Career paths of the future
Today’s primary school children will enter a labour market that is on the brink of exponential and untellable growth. We can only fantasise about the exciting jobs that will exist in a few years but my youngest son’s aspiration to be a spaceman may well become a standard career choice as more of the universe becomes penetrable. With sophisticated technology inherent in everyday lives, the gender gap will narrow or even close with more girls studying and working in STEM industries by default as well as through choice. Those from disadvantaged or remote backgrounds will benefit from improved access to education and knowledge and a levelled playing field where entrepreneurship and experimentation can prove as valuable as a university degree. Ordinary people with bright ideas can reach a global online audience and grow their own success.
Instead of carving out a siloed society, the next Industrial Revolution will bring people closer, whether they are collaborating on work or community projects or enjoying more free time together. Thanks to labour-saving devices, connectivity and flexible work options, people will have more disposable time, enhancing mental and physical well-being.

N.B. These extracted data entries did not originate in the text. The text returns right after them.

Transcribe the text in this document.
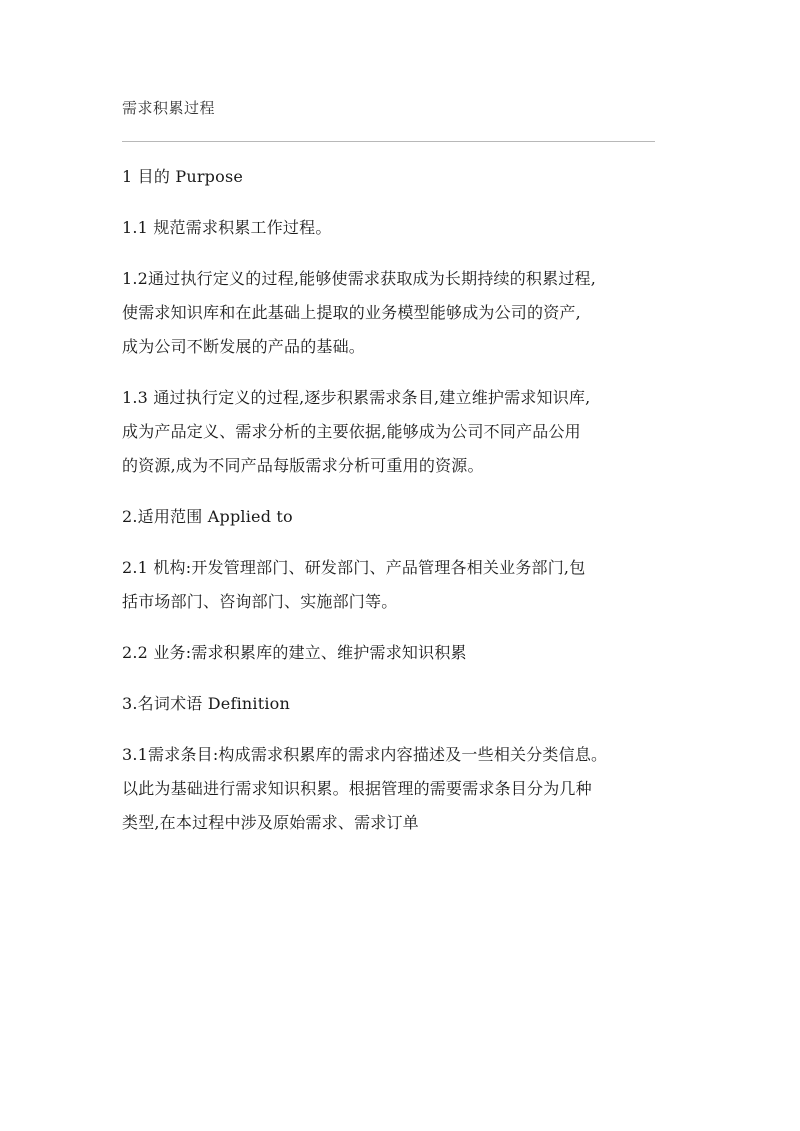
需求积累过程

1 目的 Purpose

1.1 规范需求积累工作过程。

1.2通过执行定义的过程,能够使需求获取成为长期持续的积累过程,

使需求知识库和在此基础上提取的业务模型能够成为公司的资产,

成为公司不断发展的产品的基础。

1.3 通过执行定义的过程,逐步积累需求条目,建立维护需求知识库,

成为产品定义、需求分析的主要依据,能够成为公司不同产品公用

的资源,成为不同产品每版需求分析可重用的资源。

2.适用范围 Applied to

2.1 机构:开发管理部门、研发部门、产品管理各相关业务部门,包

括市场部门、咨询部门、实施部门等。

2.2 业务:需求积累库的建立、维护需求知识积累

3.名词术语 Definition

3.1需求条目:构成需求积累库的需求内容描述及一些相关分类信息。

以此为基础进行需求知识积累。根据管理的需要需求条目分为几种

类型,在本过程中涉及原始需求、需求订单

Automated travel will revolutionise getting from A to B, such as on-demand transport and driverless cars, which could even be centrally controlled rather than privately owned. Status would no longer be based on wealth and material items but on morals and ethics. Current infrastructure will adapt, leading to the redesign of smart (connected) living spaces to create sustainable habitats for humans, plants and wildlife with clean air and comfortable, affordable homes for all. Whilst robots and automation would play a major part, we will still require architects, landscapers, engineers and environmental specialists to name a few — plus a whole host of jobs to manage technology, some of which we don’t yet know about. Governments must embrace the fourth Industrial Revolution by funding training for new technologies (fintech, biotech) and policy-making to protect citizens from exploitation or immoral uses of technology. There is talk of us heading towards fully automated luxury communism where machines do the bulk of work instead of humans, automated resources are communally owned, and we all live as time-rich kings and queens. And what about politicians and government being replaced by robots and artificial intelligence? Well, that’s another theory entirely and an interesting area for discussion.
I concur there is a danger of misuse or misunderstanding of new technologies that could spiral beyond our own control, but the revolution is going to happen — it’s already started. To this end, technology should focus on passion, people and positivity and not purely economical gain. As with all areas of design we should be questioning ourselves on the justification and reasoning behind a product or idea and what good it is doing.
The fourth Industrial Revolution is capable of distributing fairness of wealth, improving quality of life and saving the planet for future generations. Creativity, problem solving and kindness will be able to flow freely as robots, AI and automation release us to pursue our strengths and goals. I am looking forward to this all coming to fruition.